Human beings, themselves given to evil, are prone to deal untenderly with the tempted and the erring. They cannot read the heart, they know not its struggle and pain. Of the rebuke that is love, of the blow that wounds to heal, of the warning that speaks hope, they have need to learn.  A miracle of divine tenderness was Peter’s transformation. It is a life lesson to all who seek to follow in the steps of the Master Teacher.  Jesus takes men as they are, with all their faults and weaknesses, and trains them for His service, if they will be disciplined and taught by Him.

So far as Judas himself was concerned, Christ’s work of love had been without avail. But not so as regards his fellow disciples. To them it was a lesson of lifelong influence. Ever would its example of tenderness and long-suffering mold their intercourse with the tempted and the erring. And it had other lessons. The methods Judas desired to introduce into Christ’s work were based upon worldly principles and were controlled by worldly policy. They looked to the securing of worldly recognition and honor—to the obtaining of the kingdom of this world. The working out of these desires in the life of Judas, helped the disciples to understand the antagonism between the principle of self-aggrandizement and Christ’s principle of humility and self-sacrifice—the principle of the spiritual kingdom.

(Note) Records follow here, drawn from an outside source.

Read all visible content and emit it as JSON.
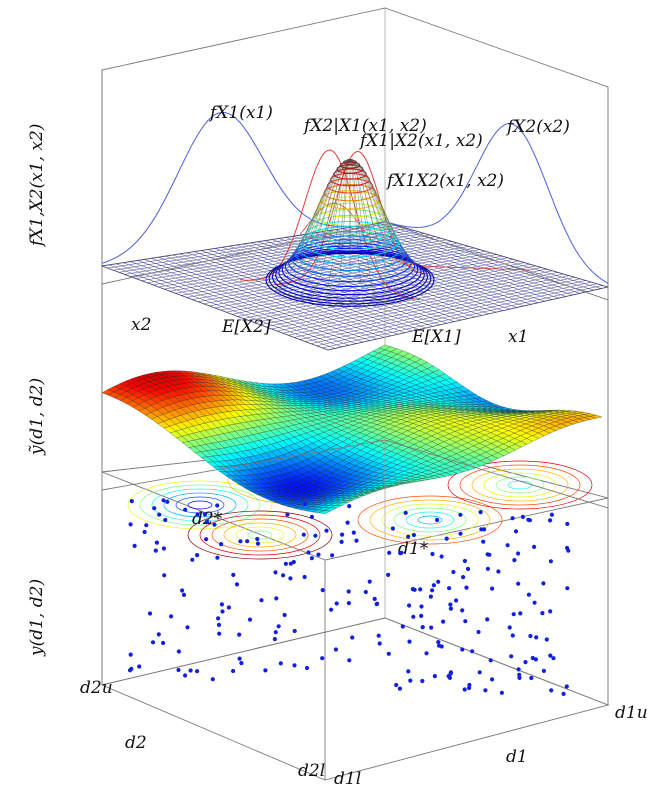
{
  "figure": {
    "panels": {
      "top": {
        "ylabel": "f_{X1,X2}(x1,x2)",
        "ylabel_display": "fX1,X2(x1, x2)",
        "curve_labels": {
          "fx1": "fX1(x1)",
          "fx2_given_x1": "fX2|X1(x1, x2)",
          "fx1_given_x2": "fX1|X2(x1, x2)",
          "fx2": "fX2(x2)",
          "fx1x2": "fX1X2(x1, x2)"
        },
        "axis_labels": {
          "x2": "x2",
          "x1": "x1",
          "ex2": "E[X2]",
          "ex1": "E[X1]"
        },
        "colors": {
          "marginal": "#4a5ee0",
          "conditional": "#e03c3c",
          "joint": "#303030"
        }
      },
      "middle": {
        "ylabel": "ỹ(d1, d2)",
        "labels": {
          "d2_star": "d2*",
          "d1_star": "d1*"
        },
        "colormap": "jet"
      },
      "bottom": {
        "ylabel": "y(d1, d2)",
        "labels": {
          "d2_upper": "d2u",
          "d2_lower": "d2l",
          "d1_upper": "d1u",
          "d1_lower": "d1l",
          "d2_axis": "d2",
          "d1_axis": "d1"
        },
        "point_color": "#1020e0"
      }
    }
  }
}
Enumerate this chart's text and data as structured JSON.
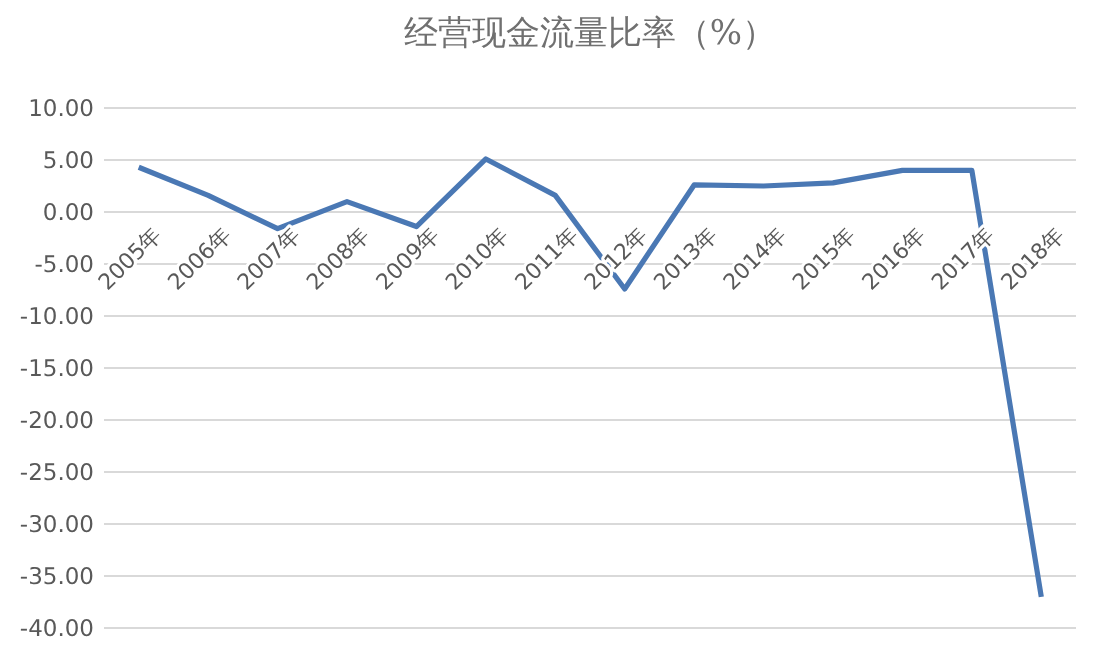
{
  "chart_data": {
    "type": "line",
    "title": "经营现金流量比率（%）",
    "categories": [
      "2005年",
      "2006年",
      "2007年",
      "2008年",
      "2009年",
      "2010年",
      "2011年",
      "2012年",
      "2013年",
      "2014年",
      "2015年",
      "2016年",
      "2017年",
      "2018年"
    ],
    "series": [
      {
        "color": "#4a78b4",
        "values": [
          4.3,
          1.6,
          -1.6,
          1.0,
          -1.4,
          5.1,
          1.6,
          -7.4,
          2.6,
          2.5,
          2.8,
          4.0,
          4.0,
          -37.0
        ]
      }
    ],
    "ylim": [
      -40,
      10
    ],
    "yticks": [
      {
        "value": 10,
        "label": "10.00"
      },
      {
        "value": 5,
        "label": "5.00"
      },
      {
        "value": 0,
        "label": "0.00"
      },
      {
        "value": -5,
        "label": "-5.00"
      },
      {
        "value": -10,
        "label": "-10.00"
      },
      {
        "value": -15,
        "label": "-15.00"
      },
      {
        "value": -20,
        "label": "-20.00"
      },
      {
        "value": -25,
        "label": "-25.00"
      },
      {
        "value": -30,
        "label": "-30.00"
      },
      {
        "value": -35,
        "label": "-35.00"
      },
      {
        "value": -40,
        "label": "-40.00"
      }
    ],
    "grid": "y",
    "marker": "none",
    "line_style": "solid"
  }
}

For these disciples the mission of Christ finally accomplished its purpose. Little by little His example and His lessons of self-abnegation molded their characters. His death destroyed their hope of worldly greatness. The fall of Peter, the apostasy of Judas, their own failure in forsaking Christ in His anguish and peril, swept away their self-sufficiency. They saw their own weakness; they saw something of the greatness of the work committed to them; they felt their need of their Master’s guidance at every step.  Higher and higher they extended the hand of faith, with the mighty argument, “It is Christ that died, yea rather, that is risen again, who is even at the right hand of God, who also maketh intercession for us.” Romans 8:34.  By the work of Christ these disciples had been led to feel their need of the Spirit; under the Spirit’s teaching they received their final preparation and went forth to their lifework.

The presence of the same guide in educational work today will produce the same results as of old. This is the end to which true education tends; this is the work that God designs it to accomplish.